Auparavant, ce fils de gendarme et d'une mère au foyer, originaire de la région parisienne, évoque son parcours "hésitant, sinueux, incertain".
Son handicap lui fait d'abord renoncer à une carrière médicale. Un médecin le dissuade ensuite de devenir professeur de lycée, par risque d'être refusé à l'examen médical de l'Education nationale.
"Par défaut et peut-être parce que j'avais des problèmes, j'ai choisi psycho", raconte M. Sémelin, aujourd'hui âgé de 57 ans, dont les travaux portent notamment sur l'analyse des génocides.
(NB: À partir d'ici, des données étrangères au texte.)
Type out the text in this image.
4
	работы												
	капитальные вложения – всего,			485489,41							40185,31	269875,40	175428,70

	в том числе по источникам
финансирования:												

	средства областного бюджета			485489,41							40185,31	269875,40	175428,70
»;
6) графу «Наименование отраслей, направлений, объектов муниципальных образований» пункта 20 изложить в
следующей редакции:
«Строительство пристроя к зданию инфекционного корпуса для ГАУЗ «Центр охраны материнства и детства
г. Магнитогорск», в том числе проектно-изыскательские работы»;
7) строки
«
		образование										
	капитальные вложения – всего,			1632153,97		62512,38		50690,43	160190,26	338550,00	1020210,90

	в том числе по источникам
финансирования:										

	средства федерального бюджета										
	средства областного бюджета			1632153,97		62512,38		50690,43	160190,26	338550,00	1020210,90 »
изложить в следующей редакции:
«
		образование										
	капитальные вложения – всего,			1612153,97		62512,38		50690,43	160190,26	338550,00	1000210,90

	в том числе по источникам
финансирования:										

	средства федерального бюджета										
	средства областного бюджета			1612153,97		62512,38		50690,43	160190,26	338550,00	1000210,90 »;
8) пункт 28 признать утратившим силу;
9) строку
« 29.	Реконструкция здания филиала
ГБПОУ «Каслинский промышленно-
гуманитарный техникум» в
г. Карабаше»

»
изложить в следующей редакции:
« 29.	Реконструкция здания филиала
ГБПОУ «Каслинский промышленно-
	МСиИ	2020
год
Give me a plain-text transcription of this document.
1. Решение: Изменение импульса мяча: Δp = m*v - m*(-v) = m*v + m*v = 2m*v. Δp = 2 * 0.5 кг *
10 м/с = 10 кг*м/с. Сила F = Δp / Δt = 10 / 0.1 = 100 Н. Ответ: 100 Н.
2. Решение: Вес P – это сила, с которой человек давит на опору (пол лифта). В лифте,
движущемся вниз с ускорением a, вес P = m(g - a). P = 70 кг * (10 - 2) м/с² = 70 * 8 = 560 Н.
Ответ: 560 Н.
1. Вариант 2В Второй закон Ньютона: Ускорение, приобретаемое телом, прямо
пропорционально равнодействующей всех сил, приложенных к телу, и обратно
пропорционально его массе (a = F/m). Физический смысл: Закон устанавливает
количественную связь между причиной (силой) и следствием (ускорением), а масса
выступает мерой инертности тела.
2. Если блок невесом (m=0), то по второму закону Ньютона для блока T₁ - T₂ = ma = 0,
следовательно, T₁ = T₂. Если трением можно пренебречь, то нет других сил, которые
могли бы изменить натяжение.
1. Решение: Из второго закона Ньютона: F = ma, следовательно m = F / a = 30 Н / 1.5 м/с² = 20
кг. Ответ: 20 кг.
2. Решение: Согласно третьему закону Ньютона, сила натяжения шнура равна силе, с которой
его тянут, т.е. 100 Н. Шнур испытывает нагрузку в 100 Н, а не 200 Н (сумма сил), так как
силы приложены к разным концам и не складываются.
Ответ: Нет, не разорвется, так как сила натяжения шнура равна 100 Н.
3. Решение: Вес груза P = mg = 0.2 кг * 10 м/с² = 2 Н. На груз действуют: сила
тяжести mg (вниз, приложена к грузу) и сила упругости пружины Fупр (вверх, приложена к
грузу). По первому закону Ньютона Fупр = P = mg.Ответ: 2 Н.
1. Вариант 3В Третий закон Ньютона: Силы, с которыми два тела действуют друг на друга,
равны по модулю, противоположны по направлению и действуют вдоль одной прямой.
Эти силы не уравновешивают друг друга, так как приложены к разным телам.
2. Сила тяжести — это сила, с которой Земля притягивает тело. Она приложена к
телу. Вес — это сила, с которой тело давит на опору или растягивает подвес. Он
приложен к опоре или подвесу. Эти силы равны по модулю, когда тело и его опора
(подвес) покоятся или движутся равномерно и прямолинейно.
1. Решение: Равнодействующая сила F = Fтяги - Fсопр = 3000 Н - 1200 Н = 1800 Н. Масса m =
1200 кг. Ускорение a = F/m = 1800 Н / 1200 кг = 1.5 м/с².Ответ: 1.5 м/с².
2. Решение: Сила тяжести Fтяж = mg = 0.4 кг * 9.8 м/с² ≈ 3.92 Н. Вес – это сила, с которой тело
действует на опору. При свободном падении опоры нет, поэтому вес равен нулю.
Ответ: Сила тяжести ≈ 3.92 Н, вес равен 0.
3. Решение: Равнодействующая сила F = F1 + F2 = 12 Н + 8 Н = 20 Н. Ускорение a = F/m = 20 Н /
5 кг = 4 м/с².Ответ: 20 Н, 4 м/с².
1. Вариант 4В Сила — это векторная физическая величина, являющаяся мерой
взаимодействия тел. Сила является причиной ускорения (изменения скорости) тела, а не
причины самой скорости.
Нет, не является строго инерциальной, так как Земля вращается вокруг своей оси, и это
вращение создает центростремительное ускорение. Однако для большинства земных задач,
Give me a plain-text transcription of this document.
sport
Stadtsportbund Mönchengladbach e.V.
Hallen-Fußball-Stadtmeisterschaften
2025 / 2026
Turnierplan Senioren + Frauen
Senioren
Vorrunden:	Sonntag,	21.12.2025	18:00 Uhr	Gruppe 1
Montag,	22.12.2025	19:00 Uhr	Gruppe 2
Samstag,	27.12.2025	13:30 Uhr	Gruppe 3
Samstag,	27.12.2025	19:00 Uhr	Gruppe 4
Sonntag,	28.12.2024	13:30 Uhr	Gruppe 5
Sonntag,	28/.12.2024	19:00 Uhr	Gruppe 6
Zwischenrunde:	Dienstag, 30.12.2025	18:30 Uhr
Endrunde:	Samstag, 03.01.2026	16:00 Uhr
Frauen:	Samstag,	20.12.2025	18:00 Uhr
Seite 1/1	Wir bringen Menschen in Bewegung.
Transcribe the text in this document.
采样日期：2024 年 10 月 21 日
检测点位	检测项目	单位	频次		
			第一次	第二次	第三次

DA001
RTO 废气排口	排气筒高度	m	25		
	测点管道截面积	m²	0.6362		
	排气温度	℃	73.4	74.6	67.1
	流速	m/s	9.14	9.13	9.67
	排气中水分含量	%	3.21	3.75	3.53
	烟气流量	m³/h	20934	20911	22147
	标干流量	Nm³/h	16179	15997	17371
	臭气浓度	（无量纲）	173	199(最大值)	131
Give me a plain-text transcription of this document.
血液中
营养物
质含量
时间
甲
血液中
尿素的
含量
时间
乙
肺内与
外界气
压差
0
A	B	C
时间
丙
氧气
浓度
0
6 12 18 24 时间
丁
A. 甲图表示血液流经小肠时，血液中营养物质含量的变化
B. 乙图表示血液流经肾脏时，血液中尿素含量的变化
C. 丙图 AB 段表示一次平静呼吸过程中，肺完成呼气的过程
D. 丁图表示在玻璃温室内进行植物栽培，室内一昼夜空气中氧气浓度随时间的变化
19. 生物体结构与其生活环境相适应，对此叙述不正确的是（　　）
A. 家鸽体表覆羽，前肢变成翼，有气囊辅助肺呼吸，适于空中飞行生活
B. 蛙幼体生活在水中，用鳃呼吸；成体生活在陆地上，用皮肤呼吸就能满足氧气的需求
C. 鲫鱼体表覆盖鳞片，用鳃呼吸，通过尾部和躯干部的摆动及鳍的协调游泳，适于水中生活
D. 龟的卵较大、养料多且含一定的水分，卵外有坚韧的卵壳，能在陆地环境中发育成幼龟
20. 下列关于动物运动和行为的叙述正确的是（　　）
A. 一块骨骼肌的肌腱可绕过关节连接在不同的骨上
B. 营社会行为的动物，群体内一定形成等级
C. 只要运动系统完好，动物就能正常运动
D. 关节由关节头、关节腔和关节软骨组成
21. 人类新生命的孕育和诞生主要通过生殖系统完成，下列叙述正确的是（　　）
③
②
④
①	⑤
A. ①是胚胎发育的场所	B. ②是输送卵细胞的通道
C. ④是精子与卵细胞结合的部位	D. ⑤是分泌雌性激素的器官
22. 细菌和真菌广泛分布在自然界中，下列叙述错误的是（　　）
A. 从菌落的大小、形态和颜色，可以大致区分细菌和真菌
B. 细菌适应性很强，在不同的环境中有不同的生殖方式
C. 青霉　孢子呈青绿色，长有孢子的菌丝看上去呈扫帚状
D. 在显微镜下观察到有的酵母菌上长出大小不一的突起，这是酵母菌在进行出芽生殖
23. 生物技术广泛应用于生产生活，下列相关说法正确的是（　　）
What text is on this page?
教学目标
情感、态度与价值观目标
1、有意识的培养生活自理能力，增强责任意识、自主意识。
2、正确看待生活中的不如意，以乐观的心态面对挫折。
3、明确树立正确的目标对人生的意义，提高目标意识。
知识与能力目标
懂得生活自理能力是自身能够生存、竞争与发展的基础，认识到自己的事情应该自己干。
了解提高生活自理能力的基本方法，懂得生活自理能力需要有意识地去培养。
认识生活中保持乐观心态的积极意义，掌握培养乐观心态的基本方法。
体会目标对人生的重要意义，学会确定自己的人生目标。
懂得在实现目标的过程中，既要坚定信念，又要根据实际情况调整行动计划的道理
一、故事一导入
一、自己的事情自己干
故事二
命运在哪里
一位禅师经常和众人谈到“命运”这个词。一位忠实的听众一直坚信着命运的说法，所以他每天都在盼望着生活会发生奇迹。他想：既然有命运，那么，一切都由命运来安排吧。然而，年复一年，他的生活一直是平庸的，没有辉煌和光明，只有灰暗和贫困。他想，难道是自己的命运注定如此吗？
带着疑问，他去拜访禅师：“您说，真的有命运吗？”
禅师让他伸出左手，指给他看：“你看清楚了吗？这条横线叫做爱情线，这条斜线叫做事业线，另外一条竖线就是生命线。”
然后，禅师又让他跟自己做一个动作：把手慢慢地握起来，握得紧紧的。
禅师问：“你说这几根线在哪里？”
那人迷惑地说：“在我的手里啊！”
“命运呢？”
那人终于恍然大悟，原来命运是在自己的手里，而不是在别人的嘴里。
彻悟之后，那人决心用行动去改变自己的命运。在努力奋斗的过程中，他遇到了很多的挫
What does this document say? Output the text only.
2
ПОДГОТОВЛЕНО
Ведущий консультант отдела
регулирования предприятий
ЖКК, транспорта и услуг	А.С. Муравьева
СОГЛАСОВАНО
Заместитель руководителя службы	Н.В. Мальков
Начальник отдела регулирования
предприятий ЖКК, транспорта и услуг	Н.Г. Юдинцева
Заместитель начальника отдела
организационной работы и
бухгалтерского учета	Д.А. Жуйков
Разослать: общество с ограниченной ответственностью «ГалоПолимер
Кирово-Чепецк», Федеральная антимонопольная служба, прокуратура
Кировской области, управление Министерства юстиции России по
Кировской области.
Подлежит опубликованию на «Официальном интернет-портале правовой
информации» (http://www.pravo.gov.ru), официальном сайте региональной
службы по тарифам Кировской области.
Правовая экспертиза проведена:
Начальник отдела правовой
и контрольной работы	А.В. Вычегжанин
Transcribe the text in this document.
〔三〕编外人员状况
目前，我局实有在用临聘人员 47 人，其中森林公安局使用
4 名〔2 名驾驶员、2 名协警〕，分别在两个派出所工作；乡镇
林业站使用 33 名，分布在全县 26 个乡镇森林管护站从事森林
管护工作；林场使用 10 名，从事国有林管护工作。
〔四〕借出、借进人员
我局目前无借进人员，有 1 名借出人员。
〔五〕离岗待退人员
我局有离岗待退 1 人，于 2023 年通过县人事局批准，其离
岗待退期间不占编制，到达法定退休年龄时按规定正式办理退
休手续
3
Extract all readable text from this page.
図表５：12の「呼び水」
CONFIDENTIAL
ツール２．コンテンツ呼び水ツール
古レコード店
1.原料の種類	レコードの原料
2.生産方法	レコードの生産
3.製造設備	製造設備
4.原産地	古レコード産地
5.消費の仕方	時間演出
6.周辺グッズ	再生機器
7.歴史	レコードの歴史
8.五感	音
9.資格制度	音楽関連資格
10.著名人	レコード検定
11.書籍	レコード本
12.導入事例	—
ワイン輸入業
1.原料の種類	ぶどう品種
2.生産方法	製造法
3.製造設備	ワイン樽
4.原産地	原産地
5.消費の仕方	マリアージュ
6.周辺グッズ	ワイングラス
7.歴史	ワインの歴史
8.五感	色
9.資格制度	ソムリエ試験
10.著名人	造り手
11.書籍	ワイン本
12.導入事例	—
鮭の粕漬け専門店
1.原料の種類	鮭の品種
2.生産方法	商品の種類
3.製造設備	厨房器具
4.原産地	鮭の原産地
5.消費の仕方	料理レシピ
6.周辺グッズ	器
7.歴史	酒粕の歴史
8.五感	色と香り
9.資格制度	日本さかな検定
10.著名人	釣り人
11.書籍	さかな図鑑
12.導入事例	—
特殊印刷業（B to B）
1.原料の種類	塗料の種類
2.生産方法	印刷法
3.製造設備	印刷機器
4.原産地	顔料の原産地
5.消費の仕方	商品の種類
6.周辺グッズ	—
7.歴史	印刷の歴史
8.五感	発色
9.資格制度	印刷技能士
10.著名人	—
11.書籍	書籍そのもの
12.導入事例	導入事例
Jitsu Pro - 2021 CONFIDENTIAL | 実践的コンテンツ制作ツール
Un passage à Harvard lui donne la confiance suffisante pour achever sa thèse et postuler à un laboratoire du CNRS, où il est engagé.
Pour ses travaux, M. Sémelin utilise un ordinateur équipé d'une synthèse vocale. Enseignant à Sciences-Po Paris, il évalue oralement ses étudiants.
"Je n'ai jamais voulu faire valoir mon handicap dans mon recrutement professionnel", assure-t-il, ajoutant: "c'était plus fort que moi, je n'arrivais pas à me définir comme un handicapé. Le mot handicap me mettait mal à l'aise".
"Le handicap suscite souvent chez autrui la peur ou la pitié. Or, je n'avais envie de provoquer ni l'une ni l'autre, mais d'être reconnu dans et pour mon travail", poursuit-il.
Ce n'est que récemment, dit-il, qu'il est parvenu à apprécier les avantages de son infirmité: "ne plus voir fait qu'on est contraint à augmenter sa capacité de concentration, qu'on développe des facultés de mémoire, l'esprit de synthèse".
"En quelque sorte, j'ai organisé la résistance à partir de mon cerveau", souligne-t-il.